Designing Stream Processing Tasks

  1. On the stream processing task design page, click Stage Library stage_library_icon in the upper right corner of the page and find the operator you need to use from the drop-down menu. Click the data processing operator (such as Point Selector) to add it to the pipeline edit page.

    Operators set by default are EDH Kafka Consumer and EDH Kafka Producer.

    In sequence, add the operators Record Formatter, Data Viewer 1, and Data Viewer 2.

    Note

    The operators with an asterisk operator_star_icon are unique operators in the 0.4.0 version of the operator library and support new data formats. If there are two operators available under the same name, tick the operator with an asterisk.

  2. Drag the stage and the connecting lines to arrange the new stage as shown below. Select the operators to add and set the operator parameters in the configuration options.

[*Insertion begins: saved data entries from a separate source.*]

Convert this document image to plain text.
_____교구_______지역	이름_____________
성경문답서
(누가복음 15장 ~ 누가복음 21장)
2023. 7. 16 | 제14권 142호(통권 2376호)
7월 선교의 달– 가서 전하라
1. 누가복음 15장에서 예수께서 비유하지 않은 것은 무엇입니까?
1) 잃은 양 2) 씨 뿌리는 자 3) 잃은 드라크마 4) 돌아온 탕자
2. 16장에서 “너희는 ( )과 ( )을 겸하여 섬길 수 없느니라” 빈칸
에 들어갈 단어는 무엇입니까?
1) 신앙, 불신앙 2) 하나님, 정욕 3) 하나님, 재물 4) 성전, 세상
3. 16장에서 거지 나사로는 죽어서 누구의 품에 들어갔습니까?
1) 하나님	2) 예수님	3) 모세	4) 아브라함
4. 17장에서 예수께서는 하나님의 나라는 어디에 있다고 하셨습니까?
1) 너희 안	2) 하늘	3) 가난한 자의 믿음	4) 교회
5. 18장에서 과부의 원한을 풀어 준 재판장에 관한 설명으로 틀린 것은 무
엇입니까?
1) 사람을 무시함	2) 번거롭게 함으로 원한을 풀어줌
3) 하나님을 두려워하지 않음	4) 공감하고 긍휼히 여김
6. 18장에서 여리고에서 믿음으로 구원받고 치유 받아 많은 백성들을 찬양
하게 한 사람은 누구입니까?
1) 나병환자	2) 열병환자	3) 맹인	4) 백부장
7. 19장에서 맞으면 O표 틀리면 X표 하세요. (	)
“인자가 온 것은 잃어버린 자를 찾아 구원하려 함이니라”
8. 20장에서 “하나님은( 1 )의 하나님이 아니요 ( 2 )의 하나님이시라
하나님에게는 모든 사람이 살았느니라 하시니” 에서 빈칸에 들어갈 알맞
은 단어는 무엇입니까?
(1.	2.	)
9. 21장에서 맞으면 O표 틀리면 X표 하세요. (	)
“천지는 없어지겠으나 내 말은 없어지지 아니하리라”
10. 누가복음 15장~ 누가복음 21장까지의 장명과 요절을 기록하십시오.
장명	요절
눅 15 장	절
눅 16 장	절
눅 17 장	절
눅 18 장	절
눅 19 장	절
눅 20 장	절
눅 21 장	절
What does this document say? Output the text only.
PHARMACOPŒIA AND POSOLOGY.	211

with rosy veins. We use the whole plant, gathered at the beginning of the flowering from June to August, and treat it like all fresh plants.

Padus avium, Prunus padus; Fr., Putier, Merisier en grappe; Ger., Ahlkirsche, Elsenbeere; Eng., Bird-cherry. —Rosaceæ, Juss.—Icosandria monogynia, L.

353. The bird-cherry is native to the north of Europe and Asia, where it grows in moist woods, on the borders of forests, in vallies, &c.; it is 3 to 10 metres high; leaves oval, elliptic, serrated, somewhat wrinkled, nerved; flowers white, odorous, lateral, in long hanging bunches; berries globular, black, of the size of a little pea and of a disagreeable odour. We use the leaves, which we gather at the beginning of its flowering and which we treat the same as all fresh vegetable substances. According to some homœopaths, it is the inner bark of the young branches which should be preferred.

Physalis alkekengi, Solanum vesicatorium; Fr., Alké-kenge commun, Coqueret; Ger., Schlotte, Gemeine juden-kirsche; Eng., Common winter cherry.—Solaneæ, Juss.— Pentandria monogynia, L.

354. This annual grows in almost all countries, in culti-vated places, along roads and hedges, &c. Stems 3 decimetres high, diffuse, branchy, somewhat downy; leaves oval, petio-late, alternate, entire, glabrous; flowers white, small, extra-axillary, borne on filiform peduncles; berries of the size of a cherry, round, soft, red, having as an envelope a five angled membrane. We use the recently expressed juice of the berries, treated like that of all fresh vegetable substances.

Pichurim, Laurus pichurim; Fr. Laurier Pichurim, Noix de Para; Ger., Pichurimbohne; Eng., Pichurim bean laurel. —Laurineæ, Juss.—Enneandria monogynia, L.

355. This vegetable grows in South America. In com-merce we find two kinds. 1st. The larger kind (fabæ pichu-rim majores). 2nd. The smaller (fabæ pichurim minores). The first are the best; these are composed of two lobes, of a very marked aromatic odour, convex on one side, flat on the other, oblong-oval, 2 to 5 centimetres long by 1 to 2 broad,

    ../_images/pipeline_1.png
  3. For the added operator, set the following parameters in configuration:

    • EDH Kafka Consumer: configure the operator and set the input topic.

    Click the Configuration - Kafka tab:

    • Topic: select MEASURE_POINT_ORIGIN_{OUID}

    • Kafka Configuration:

      • auto.offset.reset: enter earliest

      • default.api.timeout.ms: default is 600000


  • Record Formatter: configure this operator to convert the DCM data format to the measurement data format.

    Click the Configuration - Basic tab:

    • Input Format: select DCM Format

    • Output Format: select EDP <MeasurementID> Format

    • Asset Tag Groups: enter DcmModel (enter the tag group ID, which is used to associate corresponding device tags for the entered data)

    • Measurement Tag Groups: enter MyHaystack (enter the tag group ID you create, which is used to associate corresponding measurement tags for the entered data)


  • EDH Kafka Producer User: configure the operator and set the output topic.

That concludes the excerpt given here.